El otro día una amiga me dijo “vos no tenes problemas con las personas no del todo limpias, lisas, sin manchas”. Tener conflicto con eso sería como entrar en guerra porque los perros tienen cuatro patas, pienso. Esas personas limpias que menta mi amiga tienen la característica de no existir, en primer lugar; y, que en caso de existir, vivirían maquilladas con kilos de cosméticos, de un espesor tal como para actuar en una película sobre María Antonieta o sobre Michael Jackson, pero no para estar en la calle, a menos que quieran que las confundan con un cuerpo encontrado en Pompeya, blanco como la ceniza caída del Vesubio.

En los últimos años me reconozco en el día de la visibilidad lésbica más que en ningún otro día. Debido a mis características poco afirmadas en el género asignado, mis amiguitos y amiguitas de mi edad, mis compañeras y compañeros de colegio y mi familia me atacaban un poquito — asumo que creyendo que era sin costo — confundiendo mi falta de aptitud para encarnar un concepto satisfactorio de feminidad con lo que ellos entendían que era ser una mujer. A través de la combinación infalible de maldad y de ignorancia, sin embargo, se acercaron a Monique Wittig, para quien las lesbianas no son mujeres. Las cosas siempre están más cerca de lo que parecen. Claro que la manzana que me tenía rodeada lo hacía para disminuirme, mientras que Wittig lo hacía para enhebrar la idea de que una lesbiana, al no participar del sistema heterosexual en donde los varones y mujeres estan generizados en roles bastante esquemáticos, está más allá del género que tal sistema tiene previsto para las mujeres: ni políticamente, ni económicamente, ni ideológicamente, la lesbiana es una mujer. Sin embargo, pocas cosas me gustaban más que cuando mi ex novia, una ex novia importante, me decía: sos tan mujer Silvina, sos toda una mujer. Los sentimientos son confusos, y no hay que preocuparse ni esconderlos, a menos que una quiera tener los contornos de una estatua y no una de persona.
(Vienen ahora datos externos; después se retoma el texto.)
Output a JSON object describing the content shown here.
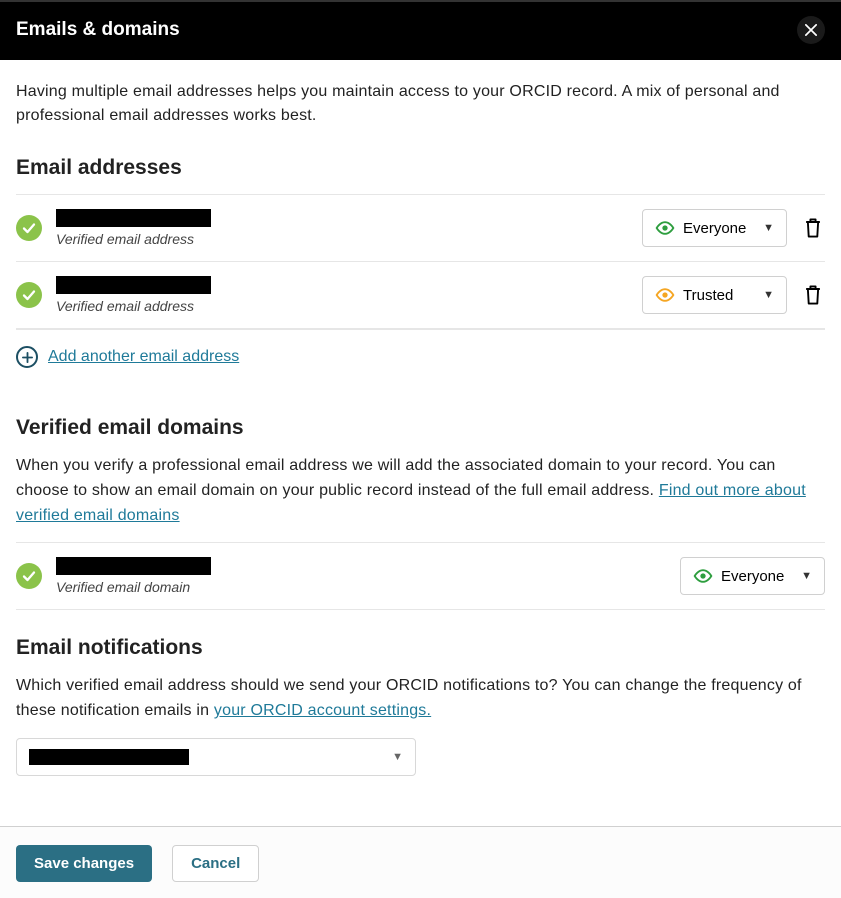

¿Entonces qué soy? No sé, sinceramente. Por lo pronto, soy alguien que nunca pudo acostumbrarse a pedir perdón — por no cumplir con las expectativas de otros, por no satisfacer el género asignado, por no suministrar una respuesta tranquilizadora sobre cómo vivo -. Pero tampoco quiero acostumbrarme ahora a pedir perdón por no dar con los conceptos adecuados, por pensar que no existe la pureza ni la transparencia, por aburrirme de los discursos saneados y por creer que los corrales que juntan animales de la misma especie, adocenan. Creo más bien — aunque como con todo, por momentos — en el hexagrama vigesimoprimero del I Ching “morder atravesando”, es decir, sobreponerse a los obstáculos empleando la fuerza.

Y en el fondo, creo que soy alguien que, reduciendo los deseos a lo básico — y que por básico no se entienda menor — soy alguien a quien le gustaría acampar sola en el pie de una montaña y no tener nada pero nada de miedo. Soy alguien a quien le gustaría sentir que el mundo es también suyo.